There is an anecdote given by the Abbé Baruel which may

possibly cast some light on the subject; and which is at least as well authenticated as the anonymous story of the lottery. The Abbé declares he learned it from men who knew Voltaire well in the earlier part of his life. Voltaire had an elder brother, it seems, the Abbé Arouet, who was a zealous Jansenist and a man of for tune. He detested the impieties of François, and openly said he would not leave him a halfpenny. But his health was failing; he could not last long, and Voltaire had not relinquished all hope of the inheritance. He turns Jansenist and acts the devotee. On a sudden he appears in the Jansenistical garb, and becomes indefatigable in his attentions at church. Choosing the same hours for devotion as the Abbé Arouet, he would be found prostrate before the altar, or listening, with tears in his eyes, to the sermon; in short, with all the external signs of profound compunction. The Abbé was imposed upon; encouraged his brother to persevere in pious ways, and died, leaving him all his fortune.
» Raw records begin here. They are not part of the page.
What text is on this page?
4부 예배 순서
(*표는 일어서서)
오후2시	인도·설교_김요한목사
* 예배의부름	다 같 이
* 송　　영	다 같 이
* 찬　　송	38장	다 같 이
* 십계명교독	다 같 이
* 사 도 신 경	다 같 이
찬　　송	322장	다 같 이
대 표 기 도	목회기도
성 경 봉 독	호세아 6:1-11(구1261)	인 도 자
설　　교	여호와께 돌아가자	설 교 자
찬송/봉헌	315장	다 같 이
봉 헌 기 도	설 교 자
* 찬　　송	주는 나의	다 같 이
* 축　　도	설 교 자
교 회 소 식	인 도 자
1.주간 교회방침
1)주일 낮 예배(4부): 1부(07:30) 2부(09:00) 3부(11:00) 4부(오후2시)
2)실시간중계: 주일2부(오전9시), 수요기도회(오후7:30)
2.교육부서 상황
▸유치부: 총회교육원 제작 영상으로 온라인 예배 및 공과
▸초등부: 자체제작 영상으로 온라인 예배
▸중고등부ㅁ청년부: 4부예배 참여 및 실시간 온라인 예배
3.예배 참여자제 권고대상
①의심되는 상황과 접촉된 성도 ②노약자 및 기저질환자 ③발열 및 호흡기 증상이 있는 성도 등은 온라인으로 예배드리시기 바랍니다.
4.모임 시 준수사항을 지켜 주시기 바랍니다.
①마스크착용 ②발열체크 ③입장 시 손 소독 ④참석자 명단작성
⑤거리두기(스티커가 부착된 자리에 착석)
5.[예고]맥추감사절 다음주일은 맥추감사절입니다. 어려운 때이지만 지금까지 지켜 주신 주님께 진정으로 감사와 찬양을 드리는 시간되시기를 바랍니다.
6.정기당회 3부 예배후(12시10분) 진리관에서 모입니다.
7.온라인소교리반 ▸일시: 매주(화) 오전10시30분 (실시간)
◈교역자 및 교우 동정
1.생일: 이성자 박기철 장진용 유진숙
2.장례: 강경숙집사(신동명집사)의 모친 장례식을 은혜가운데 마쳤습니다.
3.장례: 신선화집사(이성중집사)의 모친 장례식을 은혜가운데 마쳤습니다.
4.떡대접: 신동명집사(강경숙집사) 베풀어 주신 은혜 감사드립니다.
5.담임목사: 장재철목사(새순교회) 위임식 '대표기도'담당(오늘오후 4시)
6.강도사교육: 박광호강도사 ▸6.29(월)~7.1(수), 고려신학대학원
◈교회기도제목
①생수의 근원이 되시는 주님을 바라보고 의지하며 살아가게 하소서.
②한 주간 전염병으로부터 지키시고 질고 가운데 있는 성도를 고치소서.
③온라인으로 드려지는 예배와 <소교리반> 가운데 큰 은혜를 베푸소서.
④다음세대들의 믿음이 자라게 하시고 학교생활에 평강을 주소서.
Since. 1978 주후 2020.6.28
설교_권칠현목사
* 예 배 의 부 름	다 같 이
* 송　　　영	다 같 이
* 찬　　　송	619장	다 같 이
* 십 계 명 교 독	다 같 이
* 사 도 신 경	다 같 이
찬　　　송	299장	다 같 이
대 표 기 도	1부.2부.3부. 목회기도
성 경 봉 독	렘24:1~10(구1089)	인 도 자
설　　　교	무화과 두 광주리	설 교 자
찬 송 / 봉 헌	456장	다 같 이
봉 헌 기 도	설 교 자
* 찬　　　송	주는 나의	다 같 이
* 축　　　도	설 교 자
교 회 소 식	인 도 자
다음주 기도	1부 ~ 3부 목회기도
If this is not true, all we can say is, it is sufficiently probable. Voltaire's first published work was a devotional poem; and he had a power of hypocrisy adequate to this or any other imposture. He was accustomed regularly to receive the sacrament, all the time that he was leading the warfare against Christ and the Gospel; and jokes about his finding it so much more to his taste to play the part of confessor than of martyr. "Had I a hundred thousand men," he writes to Comte d'Argental (16 Feb., 1761), "I should know very well what to do; but as I have not, I shall receive the communion at Easter; and you may call me hypocrite as much as you please." This was a very proper person doubtless, to rail at the hypocrisy of the clergy!

Of the sort of life led in this "terrestrial paradise of Cirey," as well as of the tempers of the two leading characters, Madame de Grafigny gives us some rather striking ideas. This woman, an authoress of some little reputation, separated from her husband, poor and profligate, came, at the close of 1738, to eat the bread of toadyism at Cirey. She remained there two or three months; making her exit precipitately, and in quite another state of mind than at her entrance. She stayed long enough, however, to qualify her for showing what a "hell," according to her own expression, this Eden of philosophy and friendship actually was.

We referred to Voltaire's extreme uneasiness at having any of his attacks on religion or morals circulated with his own name. The evenings at Cirey, it appears, were spent, after the "good man" had retired, in such exercises for "mutual improvement" as reading some of Voltaire's works in manuscript; among others, that most indecent and profligate poem, the Pucelle d'Orleans.

1 Voltaire appears at least to have heard somewhere, what often passes for moving eloquence. His homiletical canon is this; Adspice audientiam torvis oculis, percute pulpitum fortiter, dic nihil ad propositum, et bene predicabis.